Cadres who are in the country lead the CPP, the main rebel organization whose military arm is the New People’s Army (NPA). In fact, the CPP months ago held a congress, only the second time since the first one was held when the party was founded in 1968. That says many things about how the organization is now being run. The congress elects members of the party’s Central Committee.
A CPP statement said that the committee now is composed of veterans and a good number of younger cadres. Call it a replenishment of the communist leadership, which has been hit by arrests and deaths through the decades. The Central Committee has the smaller Political Bureau that runs the day-to-day affair of the party. Government is surely working double time to establish the identities of the new party leaders.
Which shows why defeating the communist rebellion is not as easy as the President and his advisers may think. Government is dealing with an underground organization that is also spread across the country, unlike the Maute group or even the Abu Sayyaf and the various Islamic State-aligned militants that are operating only in some areas in Mindanao.

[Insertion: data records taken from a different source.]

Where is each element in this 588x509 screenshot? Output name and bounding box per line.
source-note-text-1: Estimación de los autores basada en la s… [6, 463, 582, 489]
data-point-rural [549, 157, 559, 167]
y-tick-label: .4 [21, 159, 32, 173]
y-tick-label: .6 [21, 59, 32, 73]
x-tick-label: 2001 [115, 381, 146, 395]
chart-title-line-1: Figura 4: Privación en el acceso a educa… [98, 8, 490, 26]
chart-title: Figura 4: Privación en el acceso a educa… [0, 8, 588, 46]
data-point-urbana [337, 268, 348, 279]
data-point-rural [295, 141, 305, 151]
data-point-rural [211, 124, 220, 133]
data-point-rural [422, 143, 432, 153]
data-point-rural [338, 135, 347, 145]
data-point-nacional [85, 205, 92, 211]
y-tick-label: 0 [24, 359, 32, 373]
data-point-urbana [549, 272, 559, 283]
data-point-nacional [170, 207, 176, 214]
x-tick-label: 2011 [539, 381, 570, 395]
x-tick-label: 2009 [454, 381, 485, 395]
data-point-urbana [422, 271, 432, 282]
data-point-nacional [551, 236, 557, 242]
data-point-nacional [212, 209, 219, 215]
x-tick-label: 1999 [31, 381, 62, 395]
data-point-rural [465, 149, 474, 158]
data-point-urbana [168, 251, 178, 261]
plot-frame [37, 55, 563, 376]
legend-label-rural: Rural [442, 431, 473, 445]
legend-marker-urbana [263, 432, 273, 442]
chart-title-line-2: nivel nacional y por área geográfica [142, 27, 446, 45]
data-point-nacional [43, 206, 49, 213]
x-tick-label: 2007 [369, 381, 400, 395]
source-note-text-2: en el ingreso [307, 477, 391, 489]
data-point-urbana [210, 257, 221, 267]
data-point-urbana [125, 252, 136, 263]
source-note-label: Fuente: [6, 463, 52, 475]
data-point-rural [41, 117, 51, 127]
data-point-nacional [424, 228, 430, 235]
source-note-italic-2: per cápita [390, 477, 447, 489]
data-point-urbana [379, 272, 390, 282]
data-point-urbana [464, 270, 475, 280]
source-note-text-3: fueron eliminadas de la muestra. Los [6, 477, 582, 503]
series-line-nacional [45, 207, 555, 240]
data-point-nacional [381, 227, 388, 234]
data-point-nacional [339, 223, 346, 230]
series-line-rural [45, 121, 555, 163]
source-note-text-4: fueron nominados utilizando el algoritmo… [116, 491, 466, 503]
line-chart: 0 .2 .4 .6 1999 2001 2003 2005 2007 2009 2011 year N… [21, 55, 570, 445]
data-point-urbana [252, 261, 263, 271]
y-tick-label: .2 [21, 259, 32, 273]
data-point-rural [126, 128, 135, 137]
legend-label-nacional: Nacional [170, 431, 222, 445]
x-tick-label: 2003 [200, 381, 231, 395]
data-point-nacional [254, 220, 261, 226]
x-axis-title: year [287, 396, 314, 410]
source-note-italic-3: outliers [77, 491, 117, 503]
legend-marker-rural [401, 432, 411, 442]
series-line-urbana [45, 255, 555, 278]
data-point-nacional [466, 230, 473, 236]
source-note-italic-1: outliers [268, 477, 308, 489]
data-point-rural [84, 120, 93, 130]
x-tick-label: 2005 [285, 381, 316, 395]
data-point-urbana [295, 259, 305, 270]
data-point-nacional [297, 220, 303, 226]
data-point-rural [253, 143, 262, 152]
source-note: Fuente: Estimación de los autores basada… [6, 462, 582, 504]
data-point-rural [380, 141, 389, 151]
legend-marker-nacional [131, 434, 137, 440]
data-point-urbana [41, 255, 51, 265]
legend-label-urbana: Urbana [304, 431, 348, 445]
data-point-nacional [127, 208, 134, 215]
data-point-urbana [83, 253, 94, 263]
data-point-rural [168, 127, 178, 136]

It would be interesting to find out what the Duterte administration would do differently from the past regimes that failed to suppress the rebellion, from the dictatorship of Ferdinand Marcos to the governments of Corazon Aquino, Fidel Ramos, Joseph Estrada, Gloria Macapagal-Arroyo and Benigno Aquino III. Perhaps the Duterte administration can raise the level of the violence targeted at the rebels but even that has already been done by the Marcos regime.
That is why I am for the continuation of the peace talks and for both the government and the NDFP to reach a negotiated political settlement. On this, I think the NDFP also needs to review its position of refusing to agree to a temporary cessation of hostilities if the talks resume. I agree that it is awkward to talk peace while skirmishes continue in the field.